Однажды в Гомеле появился папин двоюродный брат, Евстафий Гуликов-Павленок, секретарь райкома в Полесье. Он два месяца скрывался в Москве от местного НКВД, пока не добился через ЦК снятия навета. Наш гость порассказал такого о ситуации в «верхах», что можно было с ума сойти. С тех пор я утратил веру в святость «вождей», хотя слухам и верил и не верил: слишком чудовищно было то, о чем шла молва. Но вскоре стало не до поисков истины. Грянула война, перечеркнувшая и прошлое, и будущее.
17 июня 1941 года я получил аттестат об окончании средней школы, а 19-го был призван на воинский сбор. Выступая перед нами, военком Гомеля, полковник Вайнштейн сказал:
— Если вы, хлопцы, рассчитываете осенью поступать в институты, забудьте об этом. Готовьтесь к боям, со дня на день начнется война.
В приграничье было виднее, чем в Москве.
Ночью 23 июня я под бомбежкой разносил повестки о мобилизации, а 5 июля гордо заявил матери, собиравшейся увезти меня в эвакуацию:
— Если я уеду, кто же будет защищать Гомель? — и потряс английской винтовкой, полученной в ополчении.

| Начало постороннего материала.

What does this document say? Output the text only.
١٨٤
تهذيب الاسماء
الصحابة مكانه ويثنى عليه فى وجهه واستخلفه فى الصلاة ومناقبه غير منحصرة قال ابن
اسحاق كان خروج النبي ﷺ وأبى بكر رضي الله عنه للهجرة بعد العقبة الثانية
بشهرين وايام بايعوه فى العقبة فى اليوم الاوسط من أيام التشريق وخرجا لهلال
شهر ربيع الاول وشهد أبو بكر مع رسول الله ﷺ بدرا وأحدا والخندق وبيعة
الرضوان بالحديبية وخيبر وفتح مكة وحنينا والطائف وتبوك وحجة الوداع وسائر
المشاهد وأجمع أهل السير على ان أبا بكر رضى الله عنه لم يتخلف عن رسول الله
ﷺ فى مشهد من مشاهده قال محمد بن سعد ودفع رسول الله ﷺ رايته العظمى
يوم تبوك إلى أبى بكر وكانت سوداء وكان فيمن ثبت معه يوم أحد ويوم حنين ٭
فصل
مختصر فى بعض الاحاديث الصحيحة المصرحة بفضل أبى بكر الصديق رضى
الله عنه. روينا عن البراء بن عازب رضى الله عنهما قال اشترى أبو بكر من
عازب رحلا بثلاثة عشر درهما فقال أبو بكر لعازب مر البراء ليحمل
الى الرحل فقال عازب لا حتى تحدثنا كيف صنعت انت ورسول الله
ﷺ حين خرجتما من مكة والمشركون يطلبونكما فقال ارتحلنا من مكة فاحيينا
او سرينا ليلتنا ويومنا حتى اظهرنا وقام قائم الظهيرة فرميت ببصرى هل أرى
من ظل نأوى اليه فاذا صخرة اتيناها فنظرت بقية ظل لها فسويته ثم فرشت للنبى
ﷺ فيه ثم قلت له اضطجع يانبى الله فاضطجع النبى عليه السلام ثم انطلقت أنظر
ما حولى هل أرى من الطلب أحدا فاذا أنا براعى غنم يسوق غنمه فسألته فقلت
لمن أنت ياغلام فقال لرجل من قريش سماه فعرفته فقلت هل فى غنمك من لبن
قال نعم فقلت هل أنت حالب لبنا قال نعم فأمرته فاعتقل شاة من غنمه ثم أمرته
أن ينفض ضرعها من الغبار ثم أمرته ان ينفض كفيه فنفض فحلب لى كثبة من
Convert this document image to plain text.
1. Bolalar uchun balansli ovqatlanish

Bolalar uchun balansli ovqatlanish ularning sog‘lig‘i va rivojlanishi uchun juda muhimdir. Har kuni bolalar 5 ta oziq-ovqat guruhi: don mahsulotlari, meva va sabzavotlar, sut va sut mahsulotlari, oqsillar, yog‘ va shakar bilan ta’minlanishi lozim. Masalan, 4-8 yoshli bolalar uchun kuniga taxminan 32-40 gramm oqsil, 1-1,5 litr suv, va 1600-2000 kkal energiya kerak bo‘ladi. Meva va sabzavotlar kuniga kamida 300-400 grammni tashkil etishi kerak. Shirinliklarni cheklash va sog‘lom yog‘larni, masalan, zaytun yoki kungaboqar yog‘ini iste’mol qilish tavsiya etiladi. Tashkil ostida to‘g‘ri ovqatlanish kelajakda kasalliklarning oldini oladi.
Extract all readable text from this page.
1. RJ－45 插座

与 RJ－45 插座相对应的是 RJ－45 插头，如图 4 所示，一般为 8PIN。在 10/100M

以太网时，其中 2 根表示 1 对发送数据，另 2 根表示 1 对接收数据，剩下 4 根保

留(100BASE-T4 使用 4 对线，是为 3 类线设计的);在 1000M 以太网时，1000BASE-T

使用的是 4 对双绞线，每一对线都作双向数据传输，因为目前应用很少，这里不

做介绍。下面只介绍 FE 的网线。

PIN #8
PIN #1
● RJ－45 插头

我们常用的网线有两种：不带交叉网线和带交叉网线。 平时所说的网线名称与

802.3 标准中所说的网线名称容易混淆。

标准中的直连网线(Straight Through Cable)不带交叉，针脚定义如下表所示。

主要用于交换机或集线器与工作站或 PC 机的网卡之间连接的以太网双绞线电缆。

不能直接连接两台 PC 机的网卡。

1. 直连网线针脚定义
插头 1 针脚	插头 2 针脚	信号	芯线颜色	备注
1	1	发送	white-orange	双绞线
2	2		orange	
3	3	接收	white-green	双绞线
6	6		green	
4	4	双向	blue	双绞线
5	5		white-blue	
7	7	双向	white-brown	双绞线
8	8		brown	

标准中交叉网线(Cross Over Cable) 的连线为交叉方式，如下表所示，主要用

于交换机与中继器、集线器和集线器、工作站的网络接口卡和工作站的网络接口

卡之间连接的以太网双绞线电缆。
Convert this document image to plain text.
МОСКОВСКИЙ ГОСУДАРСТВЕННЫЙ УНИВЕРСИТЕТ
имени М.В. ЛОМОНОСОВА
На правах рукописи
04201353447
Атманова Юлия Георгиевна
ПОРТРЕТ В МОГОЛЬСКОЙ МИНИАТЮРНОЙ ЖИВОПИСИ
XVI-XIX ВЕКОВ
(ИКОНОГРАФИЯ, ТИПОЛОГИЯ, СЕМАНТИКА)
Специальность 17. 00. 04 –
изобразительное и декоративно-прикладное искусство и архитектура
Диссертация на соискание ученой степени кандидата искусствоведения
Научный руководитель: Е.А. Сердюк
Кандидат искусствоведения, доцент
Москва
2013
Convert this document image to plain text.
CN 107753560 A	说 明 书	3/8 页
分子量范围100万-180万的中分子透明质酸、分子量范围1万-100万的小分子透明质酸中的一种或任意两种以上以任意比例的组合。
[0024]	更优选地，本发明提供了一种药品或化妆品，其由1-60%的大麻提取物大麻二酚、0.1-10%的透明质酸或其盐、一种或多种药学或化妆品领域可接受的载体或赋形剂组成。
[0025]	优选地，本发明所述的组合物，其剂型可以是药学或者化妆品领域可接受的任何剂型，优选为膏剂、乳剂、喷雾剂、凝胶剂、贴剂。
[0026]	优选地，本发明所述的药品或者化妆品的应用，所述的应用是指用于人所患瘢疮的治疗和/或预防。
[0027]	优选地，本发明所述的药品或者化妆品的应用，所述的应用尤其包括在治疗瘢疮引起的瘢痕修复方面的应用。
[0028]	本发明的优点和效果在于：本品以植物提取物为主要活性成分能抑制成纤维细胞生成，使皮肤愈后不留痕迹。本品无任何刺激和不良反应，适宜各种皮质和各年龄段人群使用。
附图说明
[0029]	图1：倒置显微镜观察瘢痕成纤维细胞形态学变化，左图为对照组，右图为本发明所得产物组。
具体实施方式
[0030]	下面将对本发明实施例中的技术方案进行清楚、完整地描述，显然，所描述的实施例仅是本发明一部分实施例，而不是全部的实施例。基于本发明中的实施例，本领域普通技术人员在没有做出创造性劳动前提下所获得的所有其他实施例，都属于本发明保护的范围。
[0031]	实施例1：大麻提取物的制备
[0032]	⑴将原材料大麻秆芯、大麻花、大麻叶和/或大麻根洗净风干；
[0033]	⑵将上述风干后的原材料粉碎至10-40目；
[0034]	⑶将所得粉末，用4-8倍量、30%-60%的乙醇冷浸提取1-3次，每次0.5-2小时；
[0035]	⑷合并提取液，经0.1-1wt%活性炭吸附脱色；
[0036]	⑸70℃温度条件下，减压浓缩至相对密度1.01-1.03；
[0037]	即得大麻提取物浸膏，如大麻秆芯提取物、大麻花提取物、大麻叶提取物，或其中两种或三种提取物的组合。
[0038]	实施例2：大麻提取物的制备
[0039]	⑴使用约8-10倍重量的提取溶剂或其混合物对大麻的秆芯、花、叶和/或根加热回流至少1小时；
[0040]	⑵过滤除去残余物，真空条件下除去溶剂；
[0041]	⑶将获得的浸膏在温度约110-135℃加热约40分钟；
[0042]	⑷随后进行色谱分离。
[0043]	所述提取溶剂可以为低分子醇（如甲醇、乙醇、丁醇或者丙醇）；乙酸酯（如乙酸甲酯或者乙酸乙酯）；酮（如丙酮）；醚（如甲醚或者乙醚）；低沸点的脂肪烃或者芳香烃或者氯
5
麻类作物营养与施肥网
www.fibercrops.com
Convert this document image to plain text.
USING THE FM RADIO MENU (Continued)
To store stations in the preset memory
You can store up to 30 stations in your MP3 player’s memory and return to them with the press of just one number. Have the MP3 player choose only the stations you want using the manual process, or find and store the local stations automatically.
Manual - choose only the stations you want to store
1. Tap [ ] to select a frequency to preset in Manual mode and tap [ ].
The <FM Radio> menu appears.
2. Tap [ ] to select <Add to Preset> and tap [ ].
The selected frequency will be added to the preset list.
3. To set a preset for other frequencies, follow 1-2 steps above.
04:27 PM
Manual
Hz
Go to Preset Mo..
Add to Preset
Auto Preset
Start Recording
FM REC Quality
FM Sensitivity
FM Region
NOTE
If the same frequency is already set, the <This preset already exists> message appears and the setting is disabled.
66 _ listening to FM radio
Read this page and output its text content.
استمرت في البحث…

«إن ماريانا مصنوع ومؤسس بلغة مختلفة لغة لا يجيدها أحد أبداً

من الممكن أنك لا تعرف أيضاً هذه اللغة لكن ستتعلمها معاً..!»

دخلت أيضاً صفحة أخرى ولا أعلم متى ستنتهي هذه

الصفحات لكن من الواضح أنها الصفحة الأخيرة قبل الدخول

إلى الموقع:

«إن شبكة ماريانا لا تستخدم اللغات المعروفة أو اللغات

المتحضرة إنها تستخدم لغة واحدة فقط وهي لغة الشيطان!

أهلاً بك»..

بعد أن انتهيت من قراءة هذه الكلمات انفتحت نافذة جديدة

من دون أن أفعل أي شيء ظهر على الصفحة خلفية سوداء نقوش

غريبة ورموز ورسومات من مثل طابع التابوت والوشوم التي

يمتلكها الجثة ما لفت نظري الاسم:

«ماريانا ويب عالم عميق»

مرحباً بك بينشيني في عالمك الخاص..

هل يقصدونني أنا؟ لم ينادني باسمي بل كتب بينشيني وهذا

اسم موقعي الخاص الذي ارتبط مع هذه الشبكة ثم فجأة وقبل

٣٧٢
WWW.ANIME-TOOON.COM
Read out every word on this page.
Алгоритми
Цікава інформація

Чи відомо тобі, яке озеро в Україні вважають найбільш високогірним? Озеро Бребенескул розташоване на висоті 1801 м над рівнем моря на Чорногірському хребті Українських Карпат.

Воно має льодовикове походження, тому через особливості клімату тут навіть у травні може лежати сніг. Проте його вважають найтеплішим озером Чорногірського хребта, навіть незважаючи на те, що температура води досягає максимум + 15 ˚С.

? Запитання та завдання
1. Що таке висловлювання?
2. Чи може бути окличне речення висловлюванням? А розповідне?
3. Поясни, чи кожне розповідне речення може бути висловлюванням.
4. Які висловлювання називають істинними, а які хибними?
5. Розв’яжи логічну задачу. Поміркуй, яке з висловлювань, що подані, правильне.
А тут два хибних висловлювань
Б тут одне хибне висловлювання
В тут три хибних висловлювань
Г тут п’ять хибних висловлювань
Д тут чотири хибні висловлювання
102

Мать упала в обморок, но ее втащили в вагон, и поезд торопливо убежал — через полчаса ожидался очередной налет немецкой авиации на железнодорожный узел. 12 июля, отобрав паспорта, нас, призывников, погнали на восток. Отшагав пешком до Брянска, Орла, Курска, Рыльска, мы вышли почти к линии фронта и вынуждены были бежать снова на восток. Так началась для меня военная бестолковица, закончившаяся в Аткарске, где я пошел добровольцем в воздушный десант. Присягу принимал в день восемнадцатилетия. Потом были бои, тяжелое ранение, долгие месяцы госпиталей, демобилизация по непригодности к фронтовой службе. По выходе на «гражданку» пошел работать на железную дорогу, где и прослужил до 1948 года, сначала на станции Абдулино, недалеко от Уфы, потом в родном Гомеле.
Вероятно, я бы спокойно влачил чиновничьи годы в управлении Белорусской железной дороги, но вмешалась рука судьбы. Кто-то вспомнил мою активную комсомольскую юность, и я предстал пред очи секретаря горкома партии, Емельяна Игнатьевича Барыкина, в прошлом машиниста паровоза и боевого партизанского комбрига. Он отличался прямолинейностью и большевистской хваткой.